UN emergency chief urges action on disasters today to prevent calamity tomorrow

Jan Egeland
With global warming threatening to change the face of the planet, mega-cities looming as potential earthquake mega-traps, and the world’s poorest exposed as the most vulnerable, the top United Nations emergency relief official is calling for “action today to prevent calamity tomorrow” by investing in disaster mitigation.

“Over the last 30 years, natural disasters have affected five times more people than they did only a generation ago,” Under-Secretary-General for Humanitarian Affairs and Emergency Relief Coordinator Jan Egeland said in new paper entitled ‘An investment in our collective future.’

“The bad news is, things are getting worse as our climate changes, threatening more extreme weather and a potential explosion in human misery. This year alone, 117 million people have suffered from some 300 natural disasters, including devastating droughts in China and Africa and massive flooding throughout Asia and Africa, costing nearly $15 billion in damages.

“The good news is, we are far from powerless to reduce risks and protect ourselves from nature's wrath. But we must act today if we are to prevent calamity tomorrow. Indeed, we have no time to lose,” he added.

Mr. Egeland laid out a three-point blueprint:

  • No country is immune to natural disasters and mitigating and preventive measures must be taken now. “The old maxim is correct: an ounce of prevention is worth a pound of cure. One dollar invested in disaster reduction today can save up to seven dollars tomorrow in relief and rehabilitation costs,” he said.
  • Last year’s Pakistani quake when 17,000 children died in collapsing schools underscored the need to build smarter and safer. “Risk reduction must be woven into the fabric of international development and lending policies to prevent these huge losses,” he added, noting that the quake cost Pakistan $5 billion in damage, about the same amount the World Bank lent it over the last decade.
  • Disaster risk reduction is fundamentally a matter of communication and education. “Everyone – from the head of state to local building contractors, radio announcers, and local schoolteachers – has a role to play in making communities more resilient to nature's hazards,” he declared, stressing the importance of well-prepared evacuation plans, better land usage and environmental policies, public awareness campaigns and emergency broadcasting systems.

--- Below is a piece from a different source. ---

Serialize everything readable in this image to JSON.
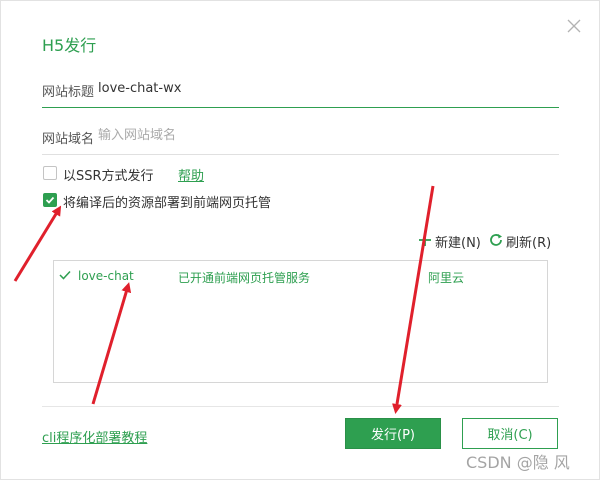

The UN has put disaster risk reduction on the front burner ever since the 2004 Indian Ocean tsunami, when experts said scores of thousands of the more than 200,000 dead could have been saved if early warning systems had existed and allowed them to escape to higher ground in the hours between the earthquake that triggered the giant waves and their landfall.

Since then it has played a major role in developing early warning systems, not only for the Indian Ocean but other vulnerable areas as well, based on quake and tidal sensors, alarm networks ranging from radio to cell phones and text-messaging, and disaster preparedness training to ensure timely evacuation of vulnerable coastal areas.

While earthquakes, hurricanes, and tsunamis have long posed deadly threats, Mr. Egeland underscored the new aggravating circumstances. Rising sea levels and melting glaciers and polar ice caps from global warning spell potential catastrophe for hundreds of millions of people living in low-lying coastal areas from Bangladesh to New York, China to the Netherlands.

The risk of mass fatalities is greater given modern land use policies, rapid urbanization, and population growth. “Today, tens of millions of people in mega-cities such as Mumbai, Mexico City, Lagos, and São Paulo live in potential death traps: huge, densely populated slums with little basic infrastructure or sanitation that are located on fault lines or in flood-prone areas,” he said.

“The result is a human house of cards with potentially catastrophic consequences, especially for the poorest among us. To ignore these risks is to play poker with our future,” he added. “Global warming underscores the urgency – and the moral imperative – for action. Let’s seize this opportunity. Lives depend on it.”